Category: Benchmarking computing devices

Understanding concurrent instances in AIXPRT

on September 12, 2019

Over the past few weeks, we’ve discussed several of the key configuration variables in AIXPRT, such as batch size and level of precision. Today, we’re discussing another key variable: number of concurrent instances. In the context of machine learning inference, this refers to how many instances of the network model (ResNet-50, SSD-MobileNet, etc.) the benchmark runs simultaneously.

By default, the toolkits in AIXPRT run one instance at a time and distribute the compute load according to the characteristics of the CPU or GPU under test, as well as any relevant optimizations or accelerators in the toolkit’s reference library. By setting the number of concurrent instances to a number greater than one, a tester can use multiple CPUs or GPUs to run multiple instances of a model at the same time, usually to increase throughput.

With multiple concurrent instances, a tester can leverage additional compute resources to potentially achieve higher throughput without sacrificing latency goals.

In the current version of AIXPRT, testers can run multiple concurrent instances in the OpenVINO, TensorFlow, and TensorRT toolkits. When AIXPRT Community Preview 3 becomes available, this option will extend to the MXNet toolkit.

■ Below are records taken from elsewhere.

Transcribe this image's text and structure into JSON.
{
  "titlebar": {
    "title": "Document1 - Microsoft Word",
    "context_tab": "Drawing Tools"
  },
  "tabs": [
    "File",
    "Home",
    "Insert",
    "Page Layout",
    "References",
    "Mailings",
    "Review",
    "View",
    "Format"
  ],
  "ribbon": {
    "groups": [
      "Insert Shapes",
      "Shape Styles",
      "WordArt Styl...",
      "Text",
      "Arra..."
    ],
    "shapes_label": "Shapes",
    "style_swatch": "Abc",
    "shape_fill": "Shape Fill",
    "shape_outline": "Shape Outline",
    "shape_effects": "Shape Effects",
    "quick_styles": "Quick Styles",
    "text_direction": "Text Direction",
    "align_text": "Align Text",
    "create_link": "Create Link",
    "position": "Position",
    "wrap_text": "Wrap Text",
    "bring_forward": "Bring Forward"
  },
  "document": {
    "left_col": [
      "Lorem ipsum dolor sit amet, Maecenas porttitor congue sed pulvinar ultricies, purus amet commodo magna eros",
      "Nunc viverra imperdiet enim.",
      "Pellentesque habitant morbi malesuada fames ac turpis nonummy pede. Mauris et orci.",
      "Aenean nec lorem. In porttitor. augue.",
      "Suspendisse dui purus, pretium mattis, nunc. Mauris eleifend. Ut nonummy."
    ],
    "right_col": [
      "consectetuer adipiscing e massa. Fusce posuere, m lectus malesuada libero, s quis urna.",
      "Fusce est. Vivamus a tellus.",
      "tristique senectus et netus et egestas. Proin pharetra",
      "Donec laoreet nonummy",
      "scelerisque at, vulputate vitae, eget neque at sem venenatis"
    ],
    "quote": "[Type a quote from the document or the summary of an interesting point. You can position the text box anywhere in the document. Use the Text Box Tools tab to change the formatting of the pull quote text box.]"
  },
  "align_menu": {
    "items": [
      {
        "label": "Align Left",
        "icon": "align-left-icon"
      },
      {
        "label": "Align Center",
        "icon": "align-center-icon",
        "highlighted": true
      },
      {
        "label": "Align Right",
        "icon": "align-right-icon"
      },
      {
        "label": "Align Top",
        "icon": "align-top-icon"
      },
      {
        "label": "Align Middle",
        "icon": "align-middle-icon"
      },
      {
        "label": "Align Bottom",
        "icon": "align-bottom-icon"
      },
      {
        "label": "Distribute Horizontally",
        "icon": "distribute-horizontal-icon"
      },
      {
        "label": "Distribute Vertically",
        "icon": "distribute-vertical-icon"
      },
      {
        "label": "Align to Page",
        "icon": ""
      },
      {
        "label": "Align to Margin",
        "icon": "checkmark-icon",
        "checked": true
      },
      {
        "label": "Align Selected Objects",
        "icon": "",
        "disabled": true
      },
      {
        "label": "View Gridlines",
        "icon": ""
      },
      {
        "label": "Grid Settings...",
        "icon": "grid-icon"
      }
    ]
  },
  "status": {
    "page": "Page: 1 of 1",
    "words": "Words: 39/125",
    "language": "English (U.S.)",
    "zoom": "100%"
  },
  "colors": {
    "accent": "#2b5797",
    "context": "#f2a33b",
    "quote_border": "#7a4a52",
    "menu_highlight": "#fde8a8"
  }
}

OpenVINO and TensorRT automatically allocate hardware for each instance and don’t let users make manual adjustments. TensorFlow and MXNet require users to manually bind instances to specific hardware. (Manual hardware allocation for multiple instances is more complicated than we can cover today, so we may devote a future blog entry to that topic.)

Setting the number of concurrent instances in AIXPRT

The screenshot below shows part of a sample config file (the same one we used when we discussed batch size and precision). The value in the “concurrent instances” row indicates how many concurrent instances will be operating during the test. In this example, the number is one. To change that value, a tester simply replaces it with the desired number and saves the changes.

If you have any questions or comments (about concurrent instances or anything else), please feel free to contact us.

Justin

Posted in AI, AIXPRT, Benchmarking, Benchmarking computing devices, Community Preview, Cross-platform benchmarks, Machine learning, MXNet, OpenVINO, Performance benchmarking, ResNet-50, SSD-MobileNet v1, TensorFlow, TensorRT | Tagged AI, AIXPRT, batch size, concurrent instances, CPU, GPU, MXNet, OpenVINO, precision, TensorFlow, TensorRT |

Transparent goals

By Justin Greene

on May 16, 2019

Recently, Forbes published an article discussing a new report on phone battery life from Which?, a UK consumer advocacy group. In the report, Which? states that they tested the talk time battery life of 50 phones from five brands. During the tests, phones from three of the brands lasted longer than the manufacturers’ claims, while phones from another brand underperformed by about five percent. The fifth brand’s published battery life numbers were 18 to 51 percent higher than Which? recorded in their tests.

Folks can read the article for more details about the tests and the brands. While the report raises some interesting questions, and the article provides readers with brief test methodology descriptions from Which? and one manufacturer, we don’t know enough about the tests to say which set of claims is correct. Any number of variables related to test workloads or device configuration settings could significantly affect the results. Both parties may be using sound benchmarking principles in good faith, but their test methodologies may not be comparable. As it is, we simply don’t have enough information to evaluate the study.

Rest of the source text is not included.